Shen Yue nodded. "Agreed. Especially if upper-realm forces are involved. The methods may not be obvious."
At the mention of the upper realm, several elders stiffened.
Han Zhi spoke more quietly now. "That pulse earlier today… I felt it too. Brief. Clean. Refined. That was not something a lower-realm manipulator could produce alone."
No one argued.
Li Chen finally spoke, his voice even. "If upper-realm influence exists, it does not necessarily mean direct interference. It could be observation. Pressure. Or guidance given to a single individual."
All eyes turned to him.
"Meaning," Shen Yue said slowly, "someone here might not even realize they're being used."
Li Chen inclined his head slightly. "Precisely."
That possibility made things worse.
Mo Yun straightened. "Then we proceed carefully. No accusations. No confrontations. We test."
"How?" one elder asked.
Shen Yue answered, "We fragment information. Each leader receives slightly different operational details—routes, timings, formations. If the manipulator responds precisely to one set… we'll know which path the leak flows through."
Han Zhi added, "And we rotate command authority during engagements. If the enemy adapts faster to one leader's decisions than others, patterns will emerge."
The plan was sound.
Cold. Calculated. Necessary.
Li Chen said nothing more, but inwardly, he approved. This was leadership born under pressure, not reliance on a single pillar.

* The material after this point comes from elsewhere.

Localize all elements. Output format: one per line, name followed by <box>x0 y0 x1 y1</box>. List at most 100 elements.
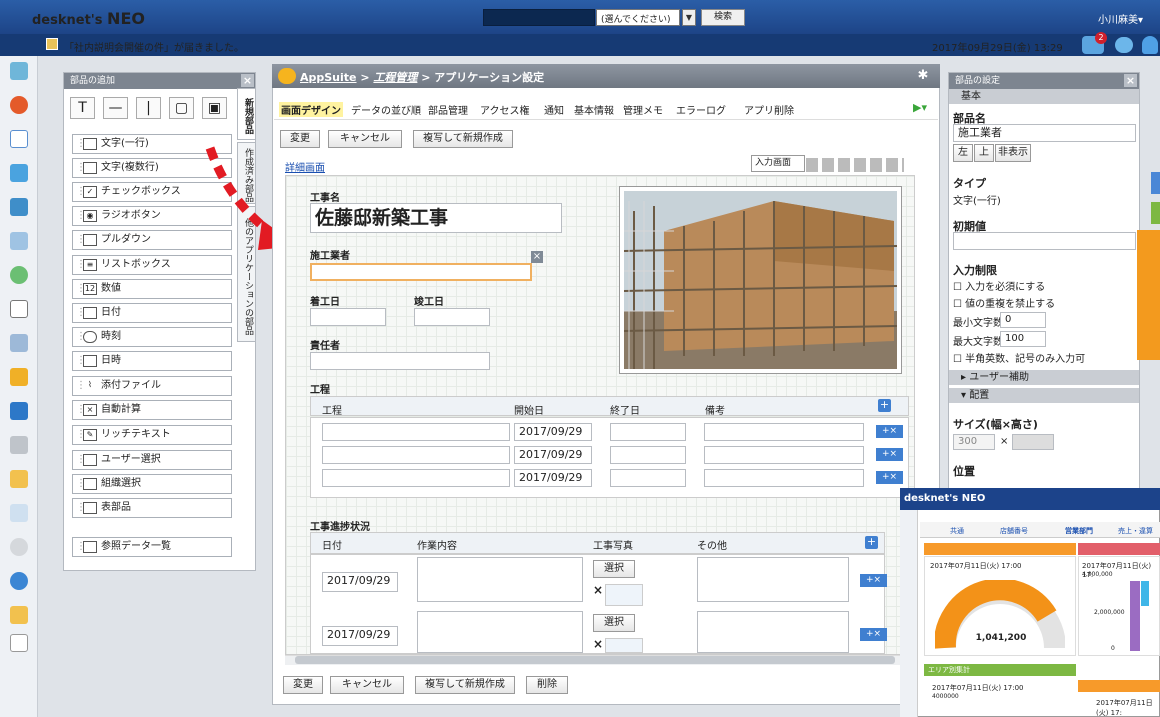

As the meeting concluded, the leaders departed one by one, each burdened by unspoken suspicion. Allies hours ago now eyed one another with subtle caution—not hostility, but restraint.
Mo Yun lingered behind, gazing into the forest where the beasts had vanished.
"To think," he muttered, "we prepared for monsters… but the real danger may be standing beside us."
Li Chen stepped closer, still not taking center stage. "Doubt can destroy a force faster than any enemy. Be careful how you carry it."
Mo Yun nodded slowly. "I know. But ignoring it would be worse."
Li Chen's gaze drifted briefly upward, toward the unseen sky beyond the canopy. Somewhere far above, forces beyond this battlefield might be nudging events forward, amused or indifferent to the chaos below.
And somewhere closer—far closer—someone was feeding information to the shadows.
The beast tides were no longer just a trial of strength.
They were a test of trust.
And until the traitor was revealed, every victory would carry the taste of uncertainty.